WASHINGTON, D.C. –U.S. Senator Gary Peters (D-MI), Chairman of the Homeland Security and Governmental Affairs Committee, convened a hearing to examine the uses and potential abuses of emergency powers. The hearing highlighted the current limits associated with presidential emergency powers and explored options for legislative reform to the National Emergencies Act (NEA) to prevent misuse. The witnesses discussed past reform efforts and the need to ensure Congress has the capabilities to effectively oversee emergencies. 

“When a crisis unfolds, our government needs to be able to respond. Whether it’s a pandemic, extreme weather, or a foreign attack, we must be ready to protect the safety and security of our citizens. In order to act quickly when disaster strikes, Congress has given the President broad emergency powers,” said Peters during his opening statement. “Most emergency powers have never been used, but they could potentially bring sweeping changes to our government, economy, and society. These powers could allow the government to take over communication channels, control transportation systems, halt trade with other countries, and more. Without an appropriate check from Congress, there is a risk that these powers could be misused or abused.” 

To watch video of Senator Peters’ opening remarks, clickhere.For text of Peters’ opening remarks as prepared, clickhere.

To watch video of Senator Peters’ questions, clickhere.

During the hearing, Peters and the witnesses discussed current risks associated with the NEA and the need to pass reforms to ensure Congress has the authority to end a national emergency if there is an abuse of power.

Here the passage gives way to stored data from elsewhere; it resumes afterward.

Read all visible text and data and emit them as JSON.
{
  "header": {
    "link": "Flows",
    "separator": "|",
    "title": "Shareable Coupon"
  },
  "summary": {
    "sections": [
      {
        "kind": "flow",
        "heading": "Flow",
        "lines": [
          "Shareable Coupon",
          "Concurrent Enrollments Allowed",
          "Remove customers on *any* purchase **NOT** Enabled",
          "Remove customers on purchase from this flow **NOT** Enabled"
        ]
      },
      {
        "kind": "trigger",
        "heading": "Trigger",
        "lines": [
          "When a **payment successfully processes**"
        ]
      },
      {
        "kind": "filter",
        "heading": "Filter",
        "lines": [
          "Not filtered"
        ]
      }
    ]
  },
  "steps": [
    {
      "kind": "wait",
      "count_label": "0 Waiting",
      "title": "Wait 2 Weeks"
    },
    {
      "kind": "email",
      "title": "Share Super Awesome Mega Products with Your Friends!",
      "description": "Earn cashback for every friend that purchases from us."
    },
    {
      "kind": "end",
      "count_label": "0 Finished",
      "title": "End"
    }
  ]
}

Liza Goitein, Senior Director of the Liberty & National Security Program at the Brennan Center for Justice, discussed the dangers associated with not reforming the NEA and highlighted that a president could issue sweeping measures under the current authorities. Satya Thallam, Senior Fellow at the Foundation for American Innovation, described the need to reform these powers to have Congress approve emergency declarations rather than the current law, which requires Congress to disapprove them. The witnesses further explained the need for these emergency powers to respond quickly to disasters like pandemics, weather events, and foreign attacks.